Ciò si deve riconoscere dai nostri tentativi di attuazione delle pratiche, che devono sfociare in verifiche autentiche e rigorose che la padronanza dei concetti si sia effettivamente costruita o meno. C'è meno bisogno di questo nella primaria, per quanto ho già detto, quindi è sbagliato pensare alla didattica dialogica e adisciplinare come di un metodo unico che va bene per individui dai 3 ai 20 anni. Ma è importante che gli esiti negativi delle verifiche autentiche ci siano e siano i veri punti di forza, quindi costituiscano gli elementi positivi, cardine, della nostra ricerca-azione.

Mi viene in mente un esempio importante di "pedagogismo" rispettabile, certamente più del nulla di chi critica solamente e nella convinzione che la soluzione sia nella restaurazione di ciò che funzionava "benissimo".

Per oltre vent'anni Dorothy Gabel, insegnante e ricercatrice americana di didattica della chimica, ha propugnato un "approccio particellare" alla comprensione dei concetti chimici, del quale ero profondamente convinto attuatore e sostenitore. Ho diffuso usanze di simulare concretamente le combinazioni chimiche con mucchi di viti e dadi e altre cose analoghe. Ma col tempo mi sono anche convinto che tutto ciò non funzionava: la manipolazione produceva comprensione delle combinazioni concretamente manipolate, ma non di quelle che costituivano il vero obiettivo. I test di comprensione continuavano a fornire risultati negativi o anche peggiori di prima. All'inizio l'idea di dover abbandonare le mie certezze era quasi tremenda, e cercai altre soluzioni. Poi invece ho studiato qualche teoria psicologica per mio conto e contemporaneamente ho abbandonato l'idea, ancora prima di capire 'perché' non doveva funzionare.
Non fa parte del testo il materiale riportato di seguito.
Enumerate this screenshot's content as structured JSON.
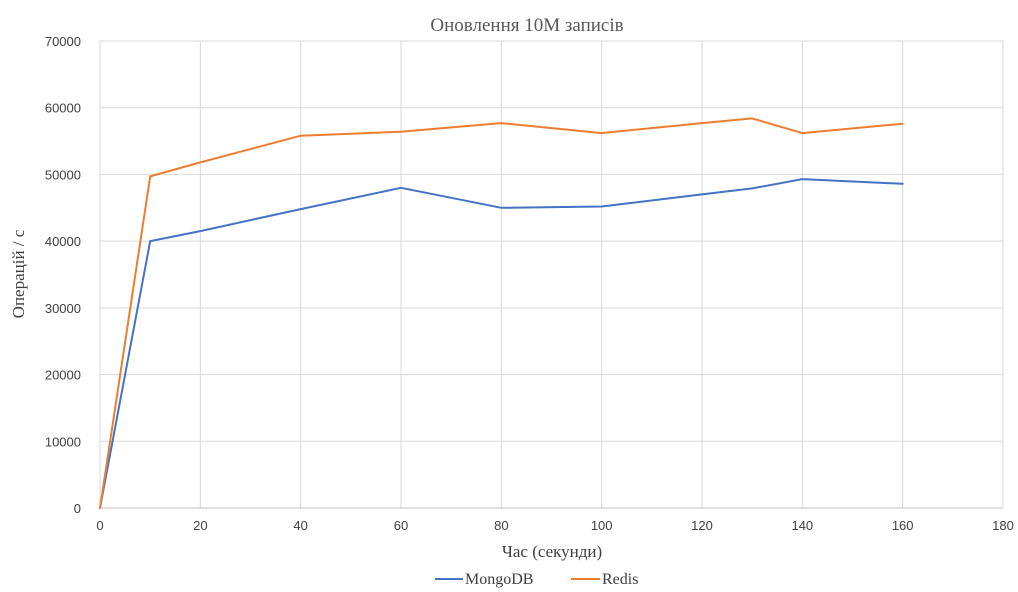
{
  "chart_data": {
    "type": "line",
    "title": "Оновлення 10М записів",
    "xlabel": "Час (секунди)",
    "ylabel": "Операцій / с",
    "xlim": [
      0,
      180
    ],
    "ylim": [
      0,
      70000
    ],
    "xticks": [
      0,
      20,
      40,
      60,
      80,
      100,
      120,
      140,
      160,
      180
    ],
    "yticks": [
      0,
      10000,
      20000,
      30000,
      40000,
      50000,
      60000,
      70000
    ],
    "grid": true,
    "legend_position": "bottom",
    "series": [
      {
        "name": "MongoDB",
        "color": "#4472c4",
        "x": [
          0,
          10,
          20,
          40,
          60,
          80,
          100,
          120,
          130,
          140,
          160
        ],
        "y": [
          0,
          40000,
          41500,
          44800,
          48000,
          45000,
          45200,
          47000,
          47900,
          49300,
          48600
        ]
      },
      {
        "name": "Redis",
        "color": "#ed7d31",
        "x": [
          0,
          10,
          20,
          40,
          60,
          80,
          100,
          120,
          130,
          140,
          160
        ],
        "y": [
          0,
          49700,
          51800,
          55800,
          56400,
          57700,
          56200,
          57700,
          58400,
          56200,
          57600
        ]
      }
    ]
  }
}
Oggi che, dopo altri dieci anni, vedo ancora nei laboratori dei bicchieri pieni di viti e dadi usati da miei colleghi caduti nella stessa trappola per pura imitazione, senza mai aver avuto uno scambio culturale, senza che io abbia mai fatto nulla per convincerli prima o per dissuaderli dopo, mi sono domandato che fine avesse fatto Dorothy Gabel. Un mio amico universitario che conosce bene e di persona i diversi interpreti della ricerca in didattica della chimica mi ha detto: "ha chiuso tutto, ha capito che l'approccio non funzionava". Ah bene, ho risposto, rispetto il fatto che ci abbia impiegato 20 anni, ma non poteva fare allora un articolo a caratteri cubitali e farcelo sapere?

Esistono dunque i pedagogismi che non funzionano, ma esistono pure le spiegazioni e le capacità scientifiche di costruire delle pedagogie che funzionano.

Ecco cosa intendo con l'importanza di riconoscere subito i piccoli fallimenti, essere ricercatori seri, non campare sugli entusiasmi, l'importanza di lavorare in equipe con solide teorie di sfondo, se si vogliono evitare giustificate accuse di "pedagogismo".